We will observe the best practices in utility of our multisig treasury for storage of the digital platform asset. While powerful, a multisig should always be used with due diligence, as it protects valuable assets:
- It is not recommended to set the threshold at 1/x signatures as it gives full control over the assets to any one of the members. Also, avoid setting the threshold at maximum capacity (e.g. 5/5) as it can result in losing access to all assets if a member loses his private key.
- When setting a time lock ensure you are comfortable with its duration so your funds remain accessible when needed. Avoid a too long period (e.g. 1 month) if you expect to manage your assets regularly.
- Always ensure each members keeps a backup of their private keys used for the multisig and that the threshold allows for easy replacement of a lost/compromised key. Recommend members to use cold wallets to protect their private keys.
- Monitor active spending limits to ensure they still make sense for your operations. They should be reserved for trusted members only. They should be frequently updated to align with changing organizational needs or if a member is no longer part of the project.
- Ensure you always have enough members with all three roles, so you can always perform transactions to access your assets. Leaving only one member with the executor role could affect the assets stored within the multisig if this member loses his private key.
- Lastly, there is no better way to learn multisig best practices than by setting up a multisig for testing.

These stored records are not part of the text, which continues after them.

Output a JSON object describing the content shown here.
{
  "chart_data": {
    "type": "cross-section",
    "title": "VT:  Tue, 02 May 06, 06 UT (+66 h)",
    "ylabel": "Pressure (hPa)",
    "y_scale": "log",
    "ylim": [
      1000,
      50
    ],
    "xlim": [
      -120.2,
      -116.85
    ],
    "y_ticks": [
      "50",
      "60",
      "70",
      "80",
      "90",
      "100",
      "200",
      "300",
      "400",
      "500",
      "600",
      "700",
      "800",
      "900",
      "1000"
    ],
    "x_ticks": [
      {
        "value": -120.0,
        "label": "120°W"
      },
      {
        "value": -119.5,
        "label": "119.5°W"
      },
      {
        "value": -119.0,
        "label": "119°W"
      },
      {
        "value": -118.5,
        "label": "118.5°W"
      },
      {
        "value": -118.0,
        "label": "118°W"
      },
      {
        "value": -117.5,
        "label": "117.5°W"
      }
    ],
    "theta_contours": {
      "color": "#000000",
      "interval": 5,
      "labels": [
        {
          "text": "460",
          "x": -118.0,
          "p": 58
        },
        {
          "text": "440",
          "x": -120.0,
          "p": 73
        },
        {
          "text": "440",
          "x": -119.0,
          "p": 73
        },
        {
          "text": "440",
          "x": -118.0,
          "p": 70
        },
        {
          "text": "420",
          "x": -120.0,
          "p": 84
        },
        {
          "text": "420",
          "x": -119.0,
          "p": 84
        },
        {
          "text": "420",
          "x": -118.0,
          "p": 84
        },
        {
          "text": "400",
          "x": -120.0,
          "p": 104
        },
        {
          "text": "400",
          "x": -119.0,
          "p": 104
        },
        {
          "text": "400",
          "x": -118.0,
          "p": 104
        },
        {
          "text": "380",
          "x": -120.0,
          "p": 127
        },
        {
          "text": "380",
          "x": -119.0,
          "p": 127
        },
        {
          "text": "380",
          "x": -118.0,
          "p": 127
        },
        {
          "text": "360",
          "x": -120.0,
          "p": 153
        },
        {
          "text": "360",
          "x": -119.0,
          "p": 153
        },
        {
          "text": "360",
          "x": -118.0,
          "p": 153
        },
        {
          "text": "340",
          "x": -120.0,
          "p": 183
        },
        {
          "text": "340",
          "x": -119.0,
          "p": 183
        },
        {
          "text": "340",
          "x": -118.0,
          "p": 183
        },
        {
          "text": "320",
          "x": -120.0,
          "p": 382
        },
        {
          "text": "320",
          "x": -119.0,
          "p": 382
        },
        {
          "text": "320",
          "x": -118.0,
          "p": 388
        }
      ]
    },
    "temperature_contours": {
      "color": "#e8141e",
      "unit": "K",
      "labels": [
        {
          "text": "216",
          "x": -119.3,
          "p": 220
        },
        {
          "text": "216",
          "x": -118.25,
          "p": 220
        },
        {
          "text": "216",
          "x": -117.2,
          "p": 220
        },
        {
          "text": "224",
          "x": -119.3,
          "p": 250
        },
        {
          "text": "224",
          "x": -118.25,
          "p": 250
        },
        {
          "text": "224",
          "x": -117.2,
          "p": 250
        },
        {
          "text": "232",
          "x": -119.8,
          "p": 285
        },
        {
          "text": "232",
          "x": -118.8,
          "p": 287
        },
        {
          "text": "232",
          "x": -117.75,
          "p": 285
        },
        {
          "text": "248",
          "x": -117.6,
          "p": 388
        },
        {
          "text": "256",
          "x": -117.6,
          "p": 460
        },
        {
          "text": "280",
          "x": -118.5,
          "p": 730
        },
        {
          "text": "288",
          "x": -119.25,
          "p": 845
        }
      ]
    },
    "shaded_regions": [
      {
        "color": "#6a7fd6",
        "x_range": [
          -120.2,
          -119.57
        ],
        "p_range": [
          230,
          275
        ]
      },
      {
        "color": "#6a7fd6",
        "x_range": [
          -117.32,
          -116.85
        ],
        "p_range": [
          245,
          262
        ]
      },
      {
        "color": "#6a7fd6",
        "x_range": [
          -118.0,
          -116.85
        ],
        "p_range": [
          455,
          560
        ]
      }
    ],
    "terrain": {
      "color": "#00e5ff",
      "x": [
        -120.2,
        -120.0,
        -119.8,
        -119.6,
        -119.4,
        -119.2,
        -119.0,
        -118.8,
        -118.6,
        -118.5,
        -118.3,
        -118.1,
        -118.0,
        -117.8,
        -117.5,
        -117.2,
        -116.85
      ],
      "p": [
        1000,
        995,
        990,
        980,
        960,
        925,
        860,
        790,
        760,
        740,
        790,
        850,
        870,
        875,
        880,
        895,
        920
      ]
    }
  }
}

Test with a small amount first and before adding more funds ensure:
- all members understand the process,
- your multisig setup works as expected.
Squads Labs is a company that is the main contributor to Squads Protocol and is responsible for developing the Squads platform. Squads Labs has been developing Squads Protocol since May 2021. Squads Protocol v3 was the first multisig program on Solana made immutable. Squads Protocol v4, launched in October 2023, will also be made immutable in the coming months. They are trusted and used by over 100 teams in the ecosystem such as Jupiter, Pyth, Raydium, Marginfi, Drift, Helius, Kamino, Jito, Frakt, Helium and many others. Their partners and investors include Multicoin Capital, Placeholder, 6th Man Ventures, Jump Crypto, L1 Digital, Collab+Currency, Delphi Digital, Reciprocal Ventures, Solana Ventures.
In the unlikely event that the Squads app would be unavailable for a long period, they have put in place multiple options to allow users to access their assets:
This is an open-source interface that allows you to interact with the Squads program where your assets sit. You can fork it and host it locally to access your Squads account(s) and then, for instance, withdraw your assets. The Squads minimal UI can be found on our official GitHub: https://github.com/Squads-Protocol/squads-v4-public-ui Note that this UI primarily focuses on emergency actions (e.g. withdrawing funds or programs) in case the Squads main app is inaccessible for too long. We do not encourage using it as your main app as it is not optimized and far from the experience you get on app.squads.so . Another way to interact with your Squads account(s) is through the Command-line interface (CLI) we have built. The Squads CLI has exactly the same wallet support as the Solana CLI, which means it supports file system wallets as well as Ledger hardware wallets. This CLI can be used from any computer terminal to access your assets stored on Squads.
Additionally, we also have an SDK for those ready to build their own simple UI to interact with the Squads program and access their assets that way rather than via the official Squads app.
The Squads SDK can be found here: https://www.npmjs.com/package/@sqds/multisig. Interacting with an SDK requires developer knowledge and is best suited for technical users. If you have limited technical skills or need quick access to your assets, we recommend using the Squads minimal UI or the CLI tool. We will be abstracting the Squads functionality we require in the future, into our own custom site and app companion, to be called, DPA Manager.